Le juriste Basile Chiasson, de Bathurst, qui pratique le droit depuis plus de 35 ans, estime que la juge Marie-Claude Bélanger-Richard, de la Cour du Banc de la Reine, Division de la famille, a quand même établi des critères intéressants dans sa décision rendue le 3 septembre et ce, même si elle a rejeté la demande.

Pour le Nouveau-Brunswick en tout cas, clairement, ça constitue une jurisprudence intéressante, intrigante.

Basile Chiasson, juriste
Basile Chiasson, juriste de Bathurst, au Nouveau-Brunswick.

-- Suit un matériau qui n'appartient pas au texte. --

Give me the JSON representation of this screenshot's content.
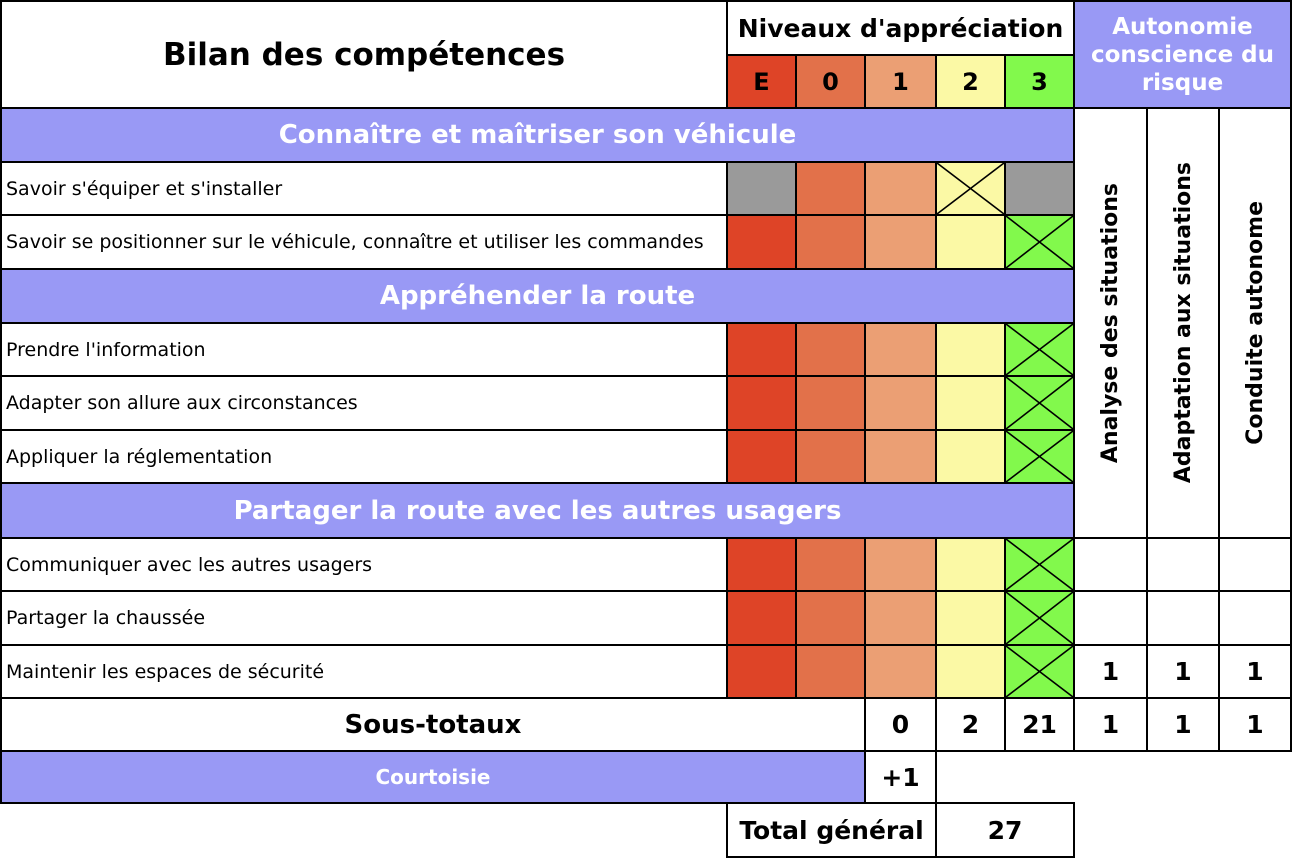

Basile Chiasson, juriste de Bathurst.

Photo : Radio-Canada / François Lejeune

Les balises qui ont été fixées par la cour dans cette décision-là, évidemment, constituent une jurisprudence qui pourrait être utilisée sans aucun doute à l'avenir par d'autres cours si jamais une requête semblable devait être présentée à nouveau.

L'article 114 exige que le parent se soit préalablement chargé de l'enfant et ait aussi pourvu à ses besoins. Autre facteur à analyser, la capacité financière de l'enfant devenu adulte.

Dans la requête déposée à Moncton, la juge n'a pas vraiment eu besoin de tenir compte de ce critère financier pour rejeter la demande de la requérante.

Ne s'étant pas chargée de son fils et clairement n'ayant pas vu à son soutien, évidemment la décision était un peu comme écrite dans le ciel sur ce qui allait en résulter, soit le rejet de la demande, indique Basile Chiasson.

Un article de loi à revoir

Mais au-delà de la décision du tribunal, Basile Chiasson rappelle que l'article de Loi a été instauré à l'époque de la Grande Dépression, dans les années 1930, avant la mise en place de programmes sociaux collectifs.

Chômeurs assis dans la rue.

Le krach boursier du 24 octobre 1929 marque le début de la Grande dépression économique qui contraint des milliers d'hommes au chômage.

Photo : Radio-Canada

Comme par exemples les fonds de pension publics, les soins de maladie universels gratuits, l'éducation gratuite, les systèmes de supports provinciaux à travers l'aide au revenu, énumère-t-il.

Si cette disposition de la Loi avait sa place à l'époque, l'article 114 est aujourd'hui périmé et désuet, selon le juriste.

Je crois moi que les législateurs gagneraient à faire du ménage à l'intérieur de la Loi du service à la famille et d'éliminer cette disposition-là.

Ce qui n'empêcherait pas les législateurs, ajoute Basile Chiasson, d'envisager une autre formule de soutien financier à un parent mieux adapté à notre époque.